Many of us have already adopted Enterprise File Sharing and Synchronization (EFSS) products. Many abound in the EUC space – ShareFile, DropBox, DataNow, Hightail, Box, to name just a few. Microsoft are aggressively marketing their own version – OneDrive, renamed from SkyDrive, presumably under pressure from real-life Bond villain Rupert Murdoch – and this aggressive stance has increased with the advent of Windows 10. If you’ve already got an EFSS solution integrated and working nicely, how do you get rid of the OneDrive integration so that your users don’t get confused and/or frustrated?
Microsoft appear to (for once) be quite understanding of this possible situation, and have provided Group Policy Objects to deal with this. Actually, there’s been a SkyDrive (later updated to OneDrive) GPO present for Windows 8.1/Server 2012 R2 for quite a while. The relevant settings are tucked away in Computer Configuration | Admin Templates | Windows Components | OneDrive.

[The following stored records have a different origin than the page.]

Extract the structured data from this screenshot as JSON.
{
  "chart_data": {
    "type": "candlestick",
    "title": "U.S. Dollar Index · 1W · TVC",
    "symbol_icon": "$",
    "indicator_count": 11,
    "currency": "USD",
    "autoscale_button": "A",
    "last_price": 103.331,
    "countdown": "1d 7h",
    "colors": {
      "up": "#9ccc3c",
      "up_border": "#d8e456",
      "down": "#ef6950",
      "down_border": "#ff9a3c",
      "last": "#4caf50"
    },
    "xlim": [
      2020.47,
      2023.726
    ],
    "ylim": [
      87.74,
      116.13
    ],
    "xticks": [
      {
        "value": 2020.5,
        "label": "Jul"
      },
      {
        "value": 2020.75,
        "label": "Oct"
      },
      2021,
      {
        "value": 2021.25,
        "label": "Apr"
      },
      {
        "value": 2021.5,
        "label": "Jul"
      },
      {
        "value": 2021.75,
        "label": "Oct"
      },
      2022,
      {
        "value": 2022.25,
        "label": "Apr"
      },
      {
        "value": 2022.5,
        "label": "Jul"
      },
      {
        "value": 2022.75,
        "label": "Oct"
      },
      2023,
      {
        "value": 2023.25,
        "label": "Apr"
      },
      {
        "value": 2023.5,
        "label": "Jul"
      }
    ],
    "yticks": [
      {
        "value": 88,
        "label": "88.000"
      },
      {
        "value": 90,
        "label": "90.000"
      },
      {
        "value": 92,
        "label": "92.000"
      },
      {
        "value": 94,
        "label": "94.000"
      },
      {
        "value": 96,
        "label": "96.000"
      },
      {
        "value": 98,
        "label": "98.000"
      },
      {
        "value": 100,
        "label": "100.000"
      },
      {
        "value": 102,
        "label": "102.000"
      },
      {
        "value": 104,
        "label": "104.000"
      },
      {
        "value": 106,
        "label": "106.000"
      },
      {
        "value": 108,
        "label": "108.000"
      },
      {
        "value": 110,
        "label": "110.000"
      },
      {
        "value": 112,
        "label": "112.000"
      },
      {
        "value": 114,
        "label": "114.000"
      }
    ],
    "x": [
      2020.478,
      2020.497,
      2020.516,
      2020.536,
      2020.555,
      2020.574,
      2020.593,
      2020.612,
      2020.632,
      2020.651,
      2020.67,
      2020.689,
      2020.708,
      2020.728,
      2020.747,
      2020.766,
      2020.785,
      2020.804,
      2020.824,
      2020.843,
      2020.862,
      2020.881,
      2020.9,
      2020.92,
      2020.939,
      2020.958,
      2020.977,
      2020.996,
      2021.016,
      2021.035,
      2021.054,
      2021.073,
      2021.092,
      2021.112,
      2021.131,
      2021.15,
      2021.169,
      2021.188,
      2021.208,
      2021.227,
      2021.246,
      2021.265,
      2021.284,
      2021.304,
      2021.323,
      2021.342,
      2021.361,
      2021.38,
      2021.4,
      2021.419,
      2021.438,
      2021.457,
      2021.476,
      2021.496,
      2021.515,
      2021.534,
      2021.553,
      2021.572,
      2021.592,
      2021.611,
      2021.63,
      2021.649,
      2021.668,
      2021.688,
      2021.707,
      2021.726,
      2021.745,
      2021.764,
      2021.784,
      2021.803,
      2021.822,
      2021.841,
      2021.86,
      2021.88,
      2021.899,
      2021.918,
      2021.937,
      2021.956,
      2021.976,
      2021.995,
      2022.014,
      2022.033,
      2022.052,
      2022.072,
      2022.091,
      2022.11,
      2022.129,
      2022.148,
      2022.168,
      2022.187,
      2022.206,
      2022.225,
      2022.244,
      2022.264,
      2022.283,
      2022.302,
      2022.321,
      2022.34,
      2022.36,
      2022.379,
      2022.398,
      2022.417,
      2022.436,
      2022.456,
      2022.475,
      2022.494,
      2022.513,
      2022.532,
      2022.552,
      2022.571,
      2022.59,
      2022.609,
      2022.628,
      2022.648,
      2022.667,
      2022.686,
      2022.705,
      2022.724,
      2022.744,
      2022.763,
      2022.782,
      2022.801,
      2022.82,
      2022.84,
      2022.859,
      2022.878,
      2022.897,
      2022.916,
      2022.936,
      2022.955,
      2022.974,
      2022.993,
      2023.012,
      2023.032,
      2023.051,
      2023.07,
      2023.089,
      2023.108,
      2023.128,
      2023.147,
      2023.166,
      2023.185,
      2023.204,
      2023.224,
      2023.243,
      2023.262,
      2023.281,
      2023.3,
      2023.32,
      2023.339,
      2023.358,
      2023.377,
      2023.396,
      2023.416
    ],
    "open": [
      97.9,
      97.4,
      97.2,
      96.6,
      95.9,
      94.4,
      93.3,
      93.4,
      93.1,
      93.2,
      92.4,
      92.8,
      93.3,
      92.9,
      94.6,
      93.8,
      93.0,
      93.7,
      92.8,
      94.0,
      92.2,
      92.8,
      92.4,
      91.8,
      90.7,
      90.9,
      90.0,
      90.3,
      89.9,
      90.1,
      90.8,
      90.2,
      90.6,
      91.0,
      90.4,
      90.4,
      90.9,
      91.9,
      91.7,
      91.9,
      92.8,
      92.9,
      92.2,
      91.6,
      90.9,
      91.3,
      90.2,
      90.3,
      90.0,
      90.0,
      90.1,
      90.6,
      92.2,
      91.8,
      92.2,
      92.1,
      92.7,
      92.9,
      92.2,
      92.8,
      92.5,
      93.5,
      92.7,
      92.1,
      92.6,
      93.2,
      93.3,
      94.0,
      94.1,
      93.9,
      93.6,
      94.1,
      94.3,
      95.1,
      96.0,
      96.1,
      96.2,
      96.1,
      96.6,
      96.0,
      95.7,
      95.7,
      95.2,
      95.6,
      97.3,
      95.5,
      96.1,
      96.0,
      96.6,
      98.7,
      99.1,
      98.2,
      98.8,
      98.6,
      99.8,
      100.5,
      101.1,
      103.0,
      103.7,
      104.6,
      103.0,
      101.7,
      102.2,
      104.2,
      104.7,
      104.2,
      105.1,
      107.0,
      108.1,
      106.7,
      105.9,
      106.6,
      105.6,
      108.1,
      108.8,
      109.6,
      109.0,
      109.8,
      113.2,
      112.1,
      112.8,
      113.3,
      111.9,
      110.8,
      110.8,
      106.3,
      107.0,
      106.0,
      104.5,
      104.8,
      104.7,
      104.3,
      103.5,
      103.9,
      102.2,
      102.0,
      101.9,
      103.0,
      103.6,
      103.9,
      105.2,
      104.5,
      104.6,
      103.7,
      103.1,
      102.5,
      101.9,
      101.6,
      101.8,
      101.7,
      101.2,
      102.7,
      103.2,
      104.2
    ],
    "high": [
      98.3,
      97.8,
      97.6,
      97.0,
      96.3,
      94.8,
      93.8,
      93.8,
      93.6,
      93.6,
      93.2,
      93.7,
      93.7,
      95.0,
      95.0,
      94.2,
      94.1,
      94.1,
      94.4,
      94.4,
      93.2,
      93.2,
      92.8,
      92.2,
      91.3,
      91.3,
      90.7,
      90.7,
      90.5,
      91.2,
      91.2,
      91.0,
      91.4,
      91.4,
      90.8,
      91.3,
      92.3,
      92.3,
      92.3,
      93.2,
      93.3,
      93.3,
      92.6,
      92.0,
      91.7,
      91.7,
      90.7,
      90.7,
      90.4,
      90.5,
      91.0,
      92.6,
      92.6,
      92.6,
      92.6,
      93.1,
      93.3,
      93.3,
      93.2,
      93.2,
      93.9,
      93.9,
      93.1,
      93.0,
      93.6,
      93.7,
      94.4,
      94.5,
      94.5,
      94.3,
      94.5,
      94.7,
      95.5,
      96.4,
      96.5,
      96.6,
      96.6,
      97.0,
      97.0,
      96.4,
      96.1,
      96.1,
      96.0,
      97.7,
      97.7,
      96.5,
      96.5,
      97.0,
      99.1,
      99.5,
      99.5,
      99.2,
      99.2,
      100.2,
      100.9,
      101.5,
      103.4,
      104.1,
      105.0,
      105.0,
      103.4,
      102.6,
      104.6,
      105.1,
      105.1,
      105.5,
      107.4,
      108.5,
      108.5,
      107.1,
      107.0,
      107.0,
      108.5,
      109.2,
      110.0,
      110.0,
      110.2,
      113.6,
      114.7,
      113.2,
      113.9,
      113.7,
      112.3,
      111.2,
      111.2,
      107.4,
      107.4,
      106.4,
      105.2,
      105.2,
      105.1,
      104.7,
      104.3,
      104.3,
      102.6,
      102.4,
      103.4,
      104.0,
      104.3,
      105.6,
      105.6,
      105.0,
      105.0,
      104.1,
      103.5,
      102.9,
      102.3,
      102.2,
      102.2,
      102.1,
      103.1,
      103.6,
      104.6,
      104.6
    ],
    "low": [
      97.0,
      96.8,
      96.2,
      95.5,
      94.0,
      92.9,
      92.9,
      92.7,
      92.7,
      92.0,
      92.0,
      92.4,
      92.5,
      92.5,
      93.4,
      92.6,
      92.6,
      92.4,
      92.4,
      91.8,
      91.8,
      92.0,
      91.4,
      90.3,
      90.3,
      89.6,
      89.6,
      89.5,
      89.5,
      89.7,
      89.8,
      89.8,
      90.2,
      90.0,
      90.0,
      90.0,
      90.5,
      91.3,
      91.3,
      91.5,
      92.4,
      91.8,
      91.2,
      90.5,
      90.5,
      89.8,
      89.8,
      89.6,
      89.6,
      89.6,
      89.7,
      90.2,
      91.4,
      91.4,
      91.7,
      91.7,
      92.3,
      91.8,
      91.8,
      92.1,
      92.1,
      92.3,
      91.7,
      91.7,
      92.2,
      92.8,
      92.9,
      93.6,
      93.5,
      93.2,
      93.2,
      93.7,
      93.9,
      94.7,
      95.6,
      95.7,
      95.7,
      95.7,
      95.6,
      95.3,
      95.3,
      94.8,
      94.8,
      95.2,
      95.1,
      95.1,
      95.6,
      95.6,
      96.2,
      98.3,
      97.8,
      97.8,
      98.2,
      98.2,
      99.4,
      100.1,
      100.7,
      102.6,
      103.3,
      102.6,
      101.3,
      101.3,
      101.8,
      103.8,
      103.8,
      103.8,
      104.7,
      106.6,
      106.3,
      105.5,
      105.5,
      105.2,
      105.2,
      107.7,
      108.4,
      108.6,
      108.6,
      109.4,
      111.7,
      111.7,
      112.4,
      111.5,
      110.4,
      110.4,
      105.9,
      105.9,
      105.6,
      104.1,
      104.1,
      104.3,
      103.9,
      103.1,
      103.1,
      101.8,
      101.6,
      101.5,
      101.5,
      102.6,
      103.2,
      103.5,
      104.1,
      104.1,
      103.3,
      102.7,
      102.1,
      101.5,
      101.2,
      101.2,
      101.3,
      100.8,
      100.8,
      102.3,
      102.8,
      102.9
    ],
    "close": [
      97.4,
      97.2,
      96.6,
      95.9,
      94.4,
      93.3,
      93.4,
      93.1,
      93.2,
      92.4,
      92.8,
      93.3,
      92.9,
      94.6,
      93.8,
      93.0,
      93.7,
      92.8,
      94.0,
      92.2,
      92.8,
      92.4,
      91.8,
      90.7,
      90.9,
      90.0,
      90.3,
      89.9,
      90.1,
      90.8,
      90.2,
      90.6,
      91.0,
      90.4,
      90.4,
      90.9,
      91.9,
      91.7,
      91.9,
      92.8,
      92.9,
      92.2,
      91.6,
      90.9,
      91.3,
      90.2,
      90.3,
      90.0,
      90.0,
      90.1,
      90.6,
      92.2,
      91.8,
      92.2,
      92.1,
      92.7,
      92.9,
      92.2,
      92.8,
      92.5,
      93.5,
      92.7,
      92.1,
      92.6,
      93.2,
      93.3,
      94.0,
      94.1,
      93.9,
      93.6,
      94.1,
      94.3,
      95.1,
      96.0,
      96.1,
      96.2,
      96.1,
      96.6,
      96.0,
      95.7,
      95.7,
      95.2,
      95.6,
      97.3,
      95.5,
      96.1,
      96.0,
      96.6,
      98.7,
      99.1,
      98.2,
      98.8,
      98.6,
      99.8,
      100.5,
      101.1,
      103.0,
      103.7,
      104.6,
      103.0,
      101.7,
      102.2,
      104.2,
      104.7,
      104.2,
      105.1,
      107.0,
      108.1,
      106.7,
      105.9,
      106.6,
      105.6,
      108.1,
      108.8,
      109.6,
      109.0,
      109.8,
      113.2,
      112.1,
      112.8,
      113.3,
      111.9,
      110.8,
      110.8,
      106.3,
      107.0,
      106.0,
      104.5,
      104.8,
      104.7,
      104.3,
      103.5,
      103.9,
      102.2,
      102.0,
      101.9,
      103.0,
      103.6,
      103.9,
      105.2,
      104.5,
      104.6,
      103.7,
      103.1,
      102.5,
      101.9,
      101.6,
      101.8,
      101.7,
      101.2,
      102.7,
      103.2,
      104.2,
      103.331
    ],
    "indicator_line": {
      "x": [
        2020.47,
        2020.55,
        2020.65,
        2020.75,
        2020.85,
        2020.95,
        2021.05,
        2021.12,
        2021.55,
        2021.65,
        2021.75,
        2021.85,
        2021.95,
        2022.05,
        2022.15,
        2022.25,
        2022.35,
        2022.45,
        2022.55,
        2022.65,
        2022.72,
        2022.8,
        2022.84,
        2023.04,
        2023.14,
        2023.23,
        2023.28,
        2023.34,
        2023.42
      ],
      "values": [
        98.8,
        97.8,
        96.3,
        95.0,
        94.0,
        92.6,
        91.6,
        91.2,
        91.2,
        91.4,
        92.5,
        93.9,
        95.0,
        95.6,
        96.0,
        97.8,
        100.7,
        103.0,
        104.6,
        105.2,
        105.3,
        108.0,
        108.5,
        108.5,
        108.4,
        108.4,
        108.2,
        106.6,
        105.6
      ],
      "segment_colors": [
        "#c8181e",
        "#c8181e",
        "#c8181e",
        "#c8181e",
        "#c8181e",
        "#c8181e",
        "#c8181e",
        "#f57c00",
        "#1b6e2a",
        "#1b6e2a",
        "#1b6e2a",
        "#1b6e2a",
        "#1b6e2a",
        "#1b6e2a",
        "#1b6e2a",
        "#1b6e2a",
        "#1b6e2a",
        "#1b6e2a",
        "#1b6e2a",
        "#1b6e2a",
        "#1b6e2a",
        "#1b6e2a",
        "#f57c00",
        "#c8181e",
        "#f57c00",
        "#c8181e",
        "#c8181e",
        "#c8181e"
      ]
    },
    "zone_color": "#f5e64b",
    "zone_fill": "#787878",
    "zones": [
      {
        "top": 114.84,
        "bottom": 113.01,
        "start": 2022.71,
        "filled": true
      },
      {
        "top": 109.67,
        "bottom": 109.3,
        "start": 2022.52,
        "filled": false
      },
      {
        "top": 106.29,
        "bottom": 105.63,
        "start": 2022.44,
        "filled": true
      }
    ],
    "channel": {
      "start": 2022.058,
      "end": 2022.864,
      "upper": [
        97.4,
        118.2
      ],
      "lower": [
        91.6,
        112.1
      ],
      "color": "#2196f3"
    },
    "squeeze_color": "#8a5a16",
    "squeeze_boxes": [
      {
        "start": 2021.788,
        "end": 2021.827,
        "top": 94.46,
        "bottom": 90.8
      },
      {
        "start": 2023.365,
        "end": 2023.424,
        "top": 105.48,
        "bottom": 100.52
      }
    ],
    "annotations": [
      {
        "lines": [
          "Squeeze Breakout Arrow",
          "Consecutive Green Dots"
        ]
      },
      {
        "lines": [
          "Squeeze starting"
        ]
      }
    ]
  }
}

The pertinent setting is the one highlighted above – Prevent the usage of OneDrive for file storage. According to the blurb, set this and you lose the OneDrive app, the link to it in the notification area, the Explorer integration and all of the other entry points to it (see below for some of the ones you may notice).
However, if we enable the GPO setting we mentioned earlier, we notice something strange – despite the fact that GPResult reports the GPO as being applied, all of the entry points are still there, which is rather odd.
Digging further into the GPO we are using reveals that perhaps the setting we are using only applies to Windows 8.1. A TechNet article has this telling quote:-
OneDrive Group Policies are only available through a Windows 2012 R2 domain controller to Windows 8.1 clients.
Is it possible that we’re still waiting for the setting to be made available on an enterprise basis with the promised Windows 10 RSAT and ADMX file update that’s supposed to be coming soon?
Further credence is lent to this theory by the way we can access the settings – and make them work – by firing up the local Group Policy Editor (gpedit.msc) on the Windows 10 endpoint and setting them this way.
But until the new RSAT and other tools for the enterprise come along, how can we deploy this to multiple endpoints in the meantime? Well, the easy way would be to set the policy through the local Group Policy Editor and use Process Monitor to capture the Registry value it sets. A quick ProcMon later, and we find this setting being the one changed by the mmc.exe process
HKLM\Software\Policies\Microsoft\Windows\OneDrive
DisableFileSyncNGSC
DWORD 1
Group Policy Preferences, anyone (or AppSense EM – I keep forgetting that, for the moment at least, I am still the AppSense Bigot)?
A quick bit of replication later, and we should be able to log on to our Windows 10 machine and have another look.
So that’s it for a quick rundown on getting rid of OneDrive for your enterprise users should you need to, at least until the proper GPOs and RSAT for Windows 10 are updated. It’s a bit annoying, though, that the setting looks destined to dwell in Computer Configuration – I would have much preferred to be able to switch off the access to it on a per-user basis, especially in RDS environments, but this being Microsoft we should be pleased we get any management capability at all these days.